Heihachi’s big feat was Jack’s Iron Giant parody ending from Tekken Tag Tournament 2, which is a joke ending from an explicitly non-canon game. So that’s some bullshit. Geese’ big feat was Verse creating a storm, which is gooseshit.

They did that stupid thing they do where they take how much energy it would take to create something and extrapolate it into how much energy a character can attack with. You know the film Dragonslayer? The film’s dragon vs the rancor from ROTJ was the first battle I ever did for this site. In that film, the wizard warms up for his fight with the dragon by summoning comets and creating storms that involved moving so many clouds so fast Strunt would have seizures trying to calc the gigatons of energy involved.

The best thing the does against the dragon is a lightning bolt.

Now why am I bringing this up? I’m bringing it up because it demonstrates my point that the energy that would, under real world physics, be required to perform ability A (summon a storm) does not necessarily translate

When comparing characters, look at what they actually do, not what you think they should do because X, Y, and Z.

Verse made a storm, okay.
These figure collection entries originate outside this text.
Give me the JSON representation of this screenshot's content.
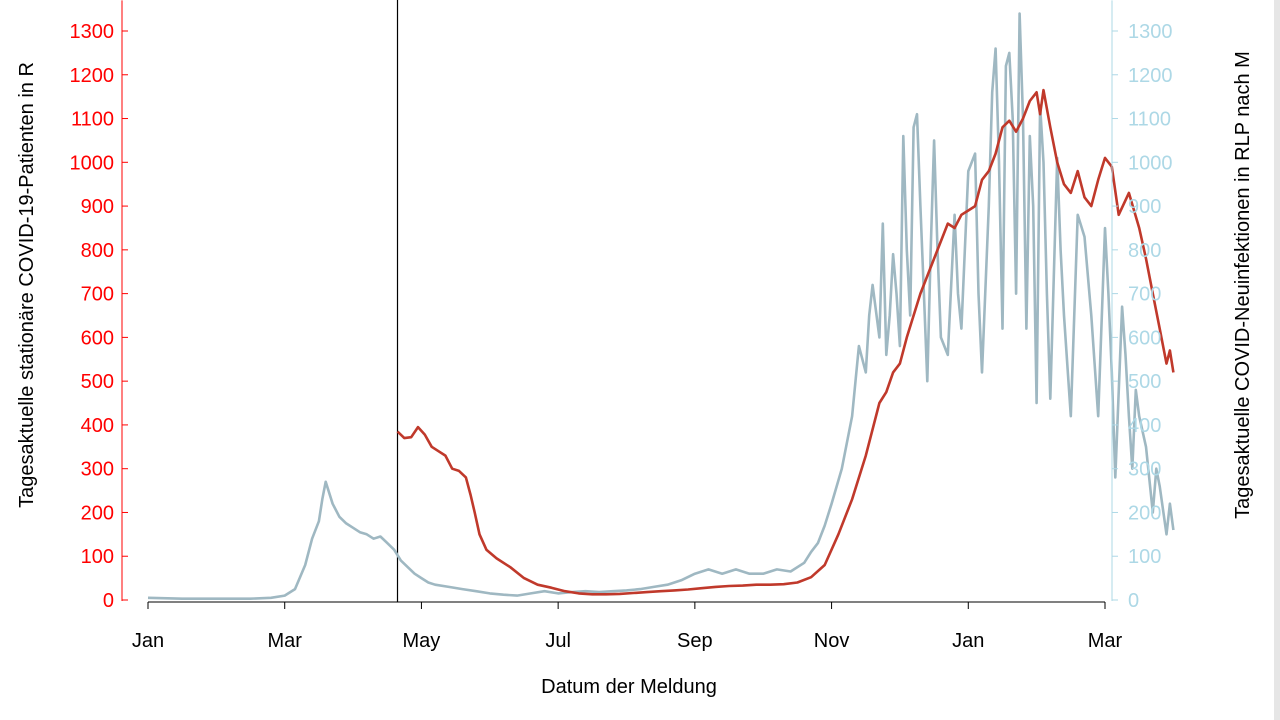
{
  "chart_data": {
    "type": "line",
    "xlabel": "Datum der Meldung",
    "ylabel_left": "Tagesaktuelle stationäre COVID-19-Patienten in R",
    "ylabel_right": "Tagesaktuelle COVID-Neuinfektionen in RLP nach M",
    "x_ticks": [
      "Jan",
      "Mar",
      "May",
      "Jul",
      "Sep",
      "Nov",
      "Jan",
      "Mar"
    ],
    "y_ticks_left": [
      "0",
      "100",
      "200",
      "300",
      "400",
      "500",
      "600",
      "700",
      "800",
      "900",
      "1000",
      "1100",
      "1200",
      "1300"
    ],
    "y_ticks_right": [
      "0",
      "100",
      "200",
      "300",
      "400",
      "500",
      "600",
      "700",
      "800",
      "900",
      "1000",
      "1100",
      "1200",
      "1300"
    ],
    "ylim_left": [
      0,
      1370
    ],
    "ylim_right": [
      0,
      1370
    ],
    "xlim_month": [
      0,
      14.2
    ],
    "vertical_marker_month": 3.65,
    "colors": {
      "left_axis": "#ff0000",
      "right_axis": "#add8e6",
      "hospital": "#c0392b",
      "infections": "#9fb8c2"
    },
    "series": [
      {
        "axis": "left",
        "color": "#c0392b",
        "points": [
          [
            3.65,
            385
          ],
          [
            3.75,
            370
          ],
          [
            3.85,
            372
          ],
          [
            3.95,
            395
          ],
          [
            4.05,
            378
          ],
          [
            4.15,
            350
          ],
          [
            4.25,
            340
          ],
          [
            4.35,
            330
          ],
          [
            4.45,
            300
          ],
          [
            4.55,
            295
          ],
          [
            4.65,
            280
          ],
          [
            4.72,
            240
          ],
          [
            4.78,
            200
          ],
          [
            4.85,
            150
          ],
          [
            4.95,
            115
          ],
          [
            5.1,
            95
          ],
          [
            5.3,
            75
          ],
          [
            5.5,
            50
          ],
          [
            5.7,
            35
          ],
          [
            5.9,
            28
          ],
          [
            6.1,
            20
          ],
          [
            6.3,
            15
          ],
          [
            6.5,
            13
          ],
          [
            6.7,
            13
          ],
          [
            6.9,
            14
          ],
          [
            7.1,
            16
          ],
          [
            7.3,
            18
          ],
          [
            7.5,
            20
          ],
          [
            7.7,
            22
          ],
          [
            7.9,
            24
          ],
          [
            8.1,
            27
          ],
          [
            8.3,
            30
          ],
          [
            8.5,
            32
          ],
          [
            8.7,
            33
          ],
          [
            8.9,
            35
          ],
          [
            9.1,
            35
          ],
          [
            9.3,
            36
          ],
          [
            9.5,
            40
          ],
          [
            9.7,
            52
          ],
          [
            9.9,
            80
          ],
          [
            10.1,
            150
          ],
          [
            10.3,
            230
          ],
          [
            10.5,
            330
          ],
          [
            10.7,
            450
          ],
          [
            10.8,
            475
          ],
          [
            10.9,
            520
          ],
          [
            11.0,
            540
          ],
          [
            11.1,
            600
          ],
          [
            11.3,
            700
          ],
          [
            11.5,
            780
          ],
          [
            11.7,
            860
          ],
          [
            11.8,
            850
          ],
          [
            11.9,
            880
          ],
          [
            12.0,
            890
          ],
          [
            12.1,
            900
          ],
          [
            12.2,
            960
          ],
          [
            12.3,
            980
          ],
          [
            12.4,
            1020
          ],
          [
            12.5,
            1080
          ],
          [
            12.6,
            1095
          ],
          [
            12.7,
            1070
          ],
          [
            12.8,
            1100
          ],
          [
            12.9,
            1140
          ],
          [
            13.0,
            1160
          ],
          [
            13.05,
            1110
          ],
          [
            13.1,
            1165
          ],
          [
            13.2,
            1080
          ],
          [
            13.3,
            1000
          ],
          [
            13.4,
            950
          ],
          [
            13.5,
            930
          ],
          [
            13.6,
            980
          ],
          [
            13.7,
            920
          ],
          [
            13.8,
            900
          ],
          [
            13.9,
            960
          ],
          [
            14.0,
            1010
          ],
          [
            14.1,
            990
          ],
          [
            14.2,
            880
          ],
          [
            14.35,
            930
          ],
          [
            14.5,
            850
          ],
          [
            14.6,
            780
          ],
          [
            14.7,
            700
          ],
          [
            14.8,
            620
          ],
          [
            14.9,
            540
          ],
          [
            14.95,
            570
          ],
          [
            15.0,
            520
          ]
        ]
      },
      {
        "axis": "right",
        "color": "#9fb8c2",
        "points": [
          [
            0.0,
            5
          ],
          [
            0.5,
            3
          ],
          [
            1.0,
            3
          ],
          [
            1.5,
            3
          ],
          [
            1.8,
            5
          ],
          [
            2.0,
            10
          ],
          [
            2.15,
            25
          ],
          [
            2.3,
            80
          ],
          [
            2.4,
            140
          ],
          [
            2.5,
            180
          ],
          [
            2.55,
            230
          ],
          [
            2.6,
            270
          ],
          [
            2.7,
            220
          ],
          [
            2.8,
            190
          ],
          [
            2.9,
            175
          ],
          [
            3.0,
            165
          ],
          [
            3.1,
            155
          ],
          [
            3.2,
            150
          ],
          [
            3.3,
            140
          ],
          [
            3.4,
            145
          ],
          [
            3.5,
            130
          ],
          [
            3.6,
            115
          ],
          [
            3.7,
            90
          ],
          [
            3.8,
            75
          ],
          [
            3.9,
            60
          ],
          [
            4.0,
            50
          ],
          [
            4.1,
            40
          ],
          [
            4.2,
            35
          ],
          [
            4.4,
            30
          ],
          [
            4.6,
            25
          ],
          [
            4.8,
            20
          ],
          [
            5.0,
            15
          ],
          [
            5.2,
            12
          ],
          [
            5.4,
            10
          ],
          [
            5.6,
            15
          ],
          [
            5.8,
            20
          ],
          [
            6.0,
            15
          ],
          [
            6.2,
            18
          ],
          [
            6.4,
            20
          ],
          [
            6.6,
            18
          ],
          [
            6.8,
            20
          ],
          [
            7.0,
            22
          ],
          [
            7.2,
            25
          ],
          [
            7.4,
            30
          ],
          [
            7.6,
            35
          ],
          [
            7.8,
            45
          ],
          [
            8.0,
            60
          ],
          [
            8.2,
            70
          ],
          [
            8.4,
            60
          ],
          [
            8.6,
            70
          ],
          [
            8.8,
            60
          ],
          [
            9.0,
            60
          ],
          [
            9.2,
            70
          ],
          [
            9.4,
            65
          ],
          [
            9.6,
            85
          ],
          [
            9.7,
            110
          ],
          [
            9.8,
            130
          ],
          [
            9.9,
            170
          ],
          [
            10.0,
            220
          ],
          [
            10.15,
            300
          ],
          [
            10.3,
            420
          ],
          [
            10.4,
            580
          ],
          [
            10.5,
            520
          ],
          [
            10.55,
            650
          ],
          [
            10.6,
            720
          ],
          [
            10.7,
            600
          ],
          [
            10.75,
            860
          ],
          [
            10.8,
            560
          ],
          [
            10.85,
            650
          ],
          [
            10.9,
            790
          ],
          [
            10.95,
            700
          ],
          [
            11.0,
            580
          ],
          [
            11.05,
            1060
          ],
          [
            11.1,
            800
          ],
          [
            11.15,
            650
          ],
          [
            11.2,
            1080
          ],
          [
            11.25,
            1110
          ],
          [
            11.3,
            900
          ],
          [
            11.35,
            700
          ],
          [
            11.4,
            500
          ],
          [
            11.45,
            800
          ],
          [
            11.5,
            1050
          ],
          [
            11.55,
            800
          ],
          [
            11.6,
            600
          ],
          [
            11.7,
            560
          ],
          [
            11.8,
            880
          ],
          [
            11.85,
            700
          ],
          [
            11.9,
            620
          ],
          [
            12.0,
            980
          ],
          [
            12.1,
            1020
          ],
          [
            12.15,
            700
          ],
          [
            12.2,
            520
          ],
          [
            12.3,
            900
          ],
          [
            12.35,
            1160
          ],
          [
            12.4,
            1260
          ],
          [
            12.45,
            1000
          ],
          [
            12.5,
            620
          ],
          [
            12.55,
            1220
          ],
          [
            12.6,
            1250
          ],
          [
            12.65,
            1100
          ],
          [
            12.7,
            700
          ],
          [
            12.75,
            1340
          ],
          [
            12.8,
            1100
          ],
          [
            12.85,
            620
          ],
          [
            12.9,
            1060
          ],
          [
            12.95,
            900
          ],
          [
            13.0,
            450
          ],
          [
            13.05,
            1130
          ],
          [
            13.1,
            1000
          ],
          [
            13.15,
            700
          ],
          [
            13.2,
            460
          ],
          [
            13.3,
            1010
          ],
          [
            13.35,
            800
          ],
          [
            13.4,
            650
          ],
          [
            13.5,
            420
          ],
          [
            13.6,
            880
          ],
          [
            13.7,
            830
          ],
          [
            13.8,
            650
          ],
          [
            13.9,
            420
          ],
          [
            14.0,
            850
          ],
          [
            14.05,
            700
          ],
          [
            14.1,
            520
          ],
          [
            14.15,
            280
          ],
          [
            14.25,
            670
          ],
          [
            14.3,
            560
          ],
          [
            14.35,
            420
          ],
          [
            14.4,
            300
          ],
          [
            14.45,
            480
          ],
          [
            14.5,
            420
          ],
          [
            14.6,
            350
          ],
          [
            14.7,
            200
          ],
          [
            14.75,
            300
          ],
          [
            14.8,
            260
          ],
          [
            14.9,
            150
          ],
          [
            14.95,
            220
          ],
          [
            15.0,
            160
          ]
        ]
      }
    ]
  }
}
Does he ever direct this storm to murder anyone or does it just stick in the background while you fight him? Does he ever take the energy from this storm and use it to fire a kamehameha?

If its just a storm, its just a storm.

It’s bad that Geese and Heihachi got awful scaling calcs, but its really only a symptom of the underlying rot within Death Battle–it isn’t Death Battle anymore, its Setting Battle. The fight was billed as Heihachi vs Geese and instead we got Jack bots vs Verse. And that’s a shame, because the characters are cool and have done cool stuff. The closest they come to actually analyzing the fighters is in their fighting styles and experience, but even then they say its secondary compared to their scaled stats.

It’s a shame. Geese and Heihachi have cool feats all their own they could have talked about, and if you directly compare them the winner is obvious. On some level, they’re even aware of it. At the end, Boomstick says that it wasn’t close “because one throws people off cliffs, and one gets thrown by people off cliffs,” only for Wiz to to go “No! It was close! Look at these scaling numbers!” Death Battle came dangerously close to admitting a fact I pointed out in my prediction–Geese died (or at the very least was incapacitated) by falling off a building while Heihachi took a blast that sent him flying for miles and survived.

They could have made that comparison and saved Jack vs Verse for Jack vs Verse.